宮ヶ瀬ダムと城山ダムを見てみようと思ったきっかけの一つが、地図を眺めていたら津久井湖畔に津久井湖記念館があったことでした。

 

記念館のサイトにはこんな設営がありました。

津久井湖記念館の歴史は、神奈川県が昭和28年に発表した城山ダム築造計画に始まります。城山ダム築造計画は、神奈川県と横浜、川崎、横須賀の3市による共同事業で、神奈川県はじまって以来の一大事業でありました。

 

私達水没地域住民は、県の計画に対し、自らを守るための水没者組織を作って、事業の撤回を要請し、8年半に渡ってダム建設反対を叫び続けてきました。しかし、昭和36年8月、私たちは神奈川県民の水需要に応えるため、先祖伝来の墳墓の地を離れる決心をしたのであります。

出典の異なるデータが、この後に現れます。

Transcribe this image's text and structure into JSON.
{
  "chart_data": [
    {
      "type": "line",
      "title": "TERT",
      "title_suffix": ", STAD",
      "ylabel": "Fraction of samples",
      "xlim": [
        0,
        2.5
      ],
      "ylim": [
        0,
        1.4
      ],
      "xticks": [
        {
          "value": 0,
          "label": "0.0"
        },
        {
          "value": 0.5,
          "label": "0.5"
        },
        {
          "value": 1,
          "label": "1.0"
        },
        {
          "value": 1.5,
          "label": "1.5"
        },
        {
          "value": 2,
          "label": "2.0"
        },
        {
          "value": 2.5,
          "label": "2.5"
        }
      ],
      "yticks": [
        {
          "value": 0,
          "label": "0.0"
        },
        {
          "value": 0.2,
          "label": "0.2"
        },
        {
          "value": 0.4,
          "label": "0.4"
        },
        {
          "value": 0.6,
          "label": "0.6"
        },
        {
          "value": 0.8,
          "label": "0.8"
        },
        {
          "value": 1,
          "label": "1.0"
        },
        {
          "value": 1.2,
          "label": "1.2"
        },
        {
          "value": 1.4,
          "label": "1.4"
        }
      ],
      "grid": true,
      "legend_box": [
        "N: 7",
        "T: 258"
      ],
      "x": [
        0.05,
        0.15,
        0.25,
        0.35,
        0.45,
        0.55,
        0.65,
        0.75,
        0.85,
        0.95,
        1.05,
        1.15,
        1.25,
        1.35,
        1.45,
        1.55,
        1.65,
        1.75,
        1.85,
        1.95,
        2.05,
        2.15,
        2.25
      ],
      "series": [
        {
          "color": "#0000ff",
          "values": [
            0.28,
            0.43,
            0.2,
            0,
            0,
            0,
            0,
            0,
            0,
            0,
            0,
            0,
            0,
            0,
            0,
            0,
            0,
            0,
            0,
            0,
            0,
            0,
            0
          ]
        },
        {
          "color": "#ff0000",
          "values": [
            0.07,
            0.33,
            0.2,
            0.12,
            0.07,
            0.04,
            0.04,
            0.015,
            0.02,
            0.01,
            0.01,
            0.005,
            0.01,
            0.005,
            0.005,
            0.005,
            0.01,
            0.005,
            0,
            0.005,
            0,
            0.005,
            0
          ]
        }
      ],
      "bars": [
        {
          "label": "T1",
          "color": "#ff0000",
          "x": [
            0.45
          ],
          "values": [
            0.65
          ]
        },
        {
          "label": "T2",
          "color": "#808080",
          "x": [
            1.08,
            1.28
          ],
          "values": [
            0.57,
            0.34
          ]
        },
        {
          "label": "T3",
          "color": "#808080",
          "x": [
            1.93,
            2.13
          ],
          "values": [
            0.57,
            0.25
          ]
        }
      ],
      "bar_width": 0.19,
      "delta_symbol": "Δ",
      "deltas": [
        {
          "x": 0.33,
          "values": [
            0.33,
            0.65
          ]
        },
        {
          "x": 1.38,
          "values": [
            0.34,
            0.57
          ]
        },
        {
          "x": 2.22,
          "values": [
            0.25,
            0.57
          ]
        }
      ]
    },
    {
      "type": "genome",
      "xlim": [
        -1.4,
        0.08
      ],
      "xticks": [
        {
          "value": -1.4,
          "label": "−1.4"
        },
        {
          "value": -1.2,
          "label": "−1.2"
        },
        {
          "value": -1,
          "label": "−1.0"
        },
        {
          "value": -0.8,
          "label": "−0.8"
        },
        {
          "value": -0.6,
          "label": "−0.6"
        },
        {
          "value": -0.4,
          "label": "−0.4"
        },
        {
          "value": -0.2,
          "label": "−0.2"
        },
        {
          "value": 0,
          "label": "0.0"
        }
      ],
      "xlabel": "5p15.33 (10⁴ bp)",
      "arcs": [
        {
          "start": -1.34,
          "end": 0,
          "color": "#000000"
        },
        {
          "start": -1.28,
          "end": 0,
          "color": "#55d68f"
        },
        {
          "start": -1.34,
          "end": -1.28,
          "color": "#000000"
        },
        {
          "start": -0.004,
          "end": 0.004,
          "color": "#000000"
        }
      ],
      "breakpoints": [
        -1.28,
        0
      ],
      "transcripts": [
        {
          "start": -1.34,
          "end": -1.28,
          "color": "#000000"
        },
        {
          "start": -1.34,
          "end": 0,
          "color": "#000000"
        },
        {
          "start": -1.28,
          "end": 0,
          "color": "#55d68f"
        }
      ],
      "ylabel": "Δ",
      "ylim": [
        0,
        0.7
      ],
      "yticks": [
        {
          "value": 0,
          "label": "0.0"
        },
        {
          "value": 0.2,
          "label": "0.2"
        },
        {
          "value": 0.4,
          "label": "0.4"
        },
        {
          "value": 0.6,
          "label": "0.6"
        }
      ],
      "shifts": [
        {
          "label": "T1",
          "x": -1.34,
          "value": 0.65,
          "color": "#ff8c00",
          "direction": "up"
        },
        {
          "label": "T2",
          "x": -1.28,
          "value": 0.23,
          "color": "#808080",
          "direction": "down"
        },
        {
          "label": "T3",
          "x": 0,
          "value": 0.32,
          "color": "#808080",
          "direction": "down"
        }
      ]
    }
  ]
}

それは、多年にわたる補償交渉の最後に、水没者の将来における生活の安定、向上を図るため「城山ダム建設に伴う総合施策要綱」が県から示されたことにほかなりません。

このことにより、昭和36年11月城山ダム築造は工事が開始され、昭和40年3月に完成を見るに至りました。

そして1年を経た昭和41年3月、県によって当記念館が建設されたものであります。

 

当館の運営については、県と種々協議を重ねた結果、水没者の共済事業も合わせて「財団法人神奈川県津久井湖協会」を設立して行うことになり、この協会の設立準備が県庁企業庁と城山ダム移住者振興協議会とにおいて進められました。 

 

県や国土交通省の施設かと思ったら、「水没地域住民」が主体の記念館でした。

私が生まれる前に計画ができて、私が生まれる頃に建設が始まった。

ダムを見て回っていた90年代頃は、まだ国が一方的にこうした事業を進め、話し合いの過程の記録は残されていないようなイメージが長いこと私にはあったのです。

 

一方、宮ヶ瀬ダムのそばには愛川町郷土資料館と水とエネルギー館があり、おそらく経緯についての展示があるのではないかと思うのですが、今回は時間がなくて行けませんでした。

宮ヶ瀬ダムも1969年には計画が発表され、補償交渉に十数年ほどかけたのちに「計画発表から29年後の2000年(平成12年)に完成」(Wikipedia、「宮ヶ瀬ダム」)とあります。

それが、現在は「みうらの水道」として45kmも離れた三浦半島まで送水されているようです。

 

ひとつひとつのダムにはそれぞれの経過があり、その時の記録を残した施設が半世紀前にはすでに造られていたことはすごいことだと思いました。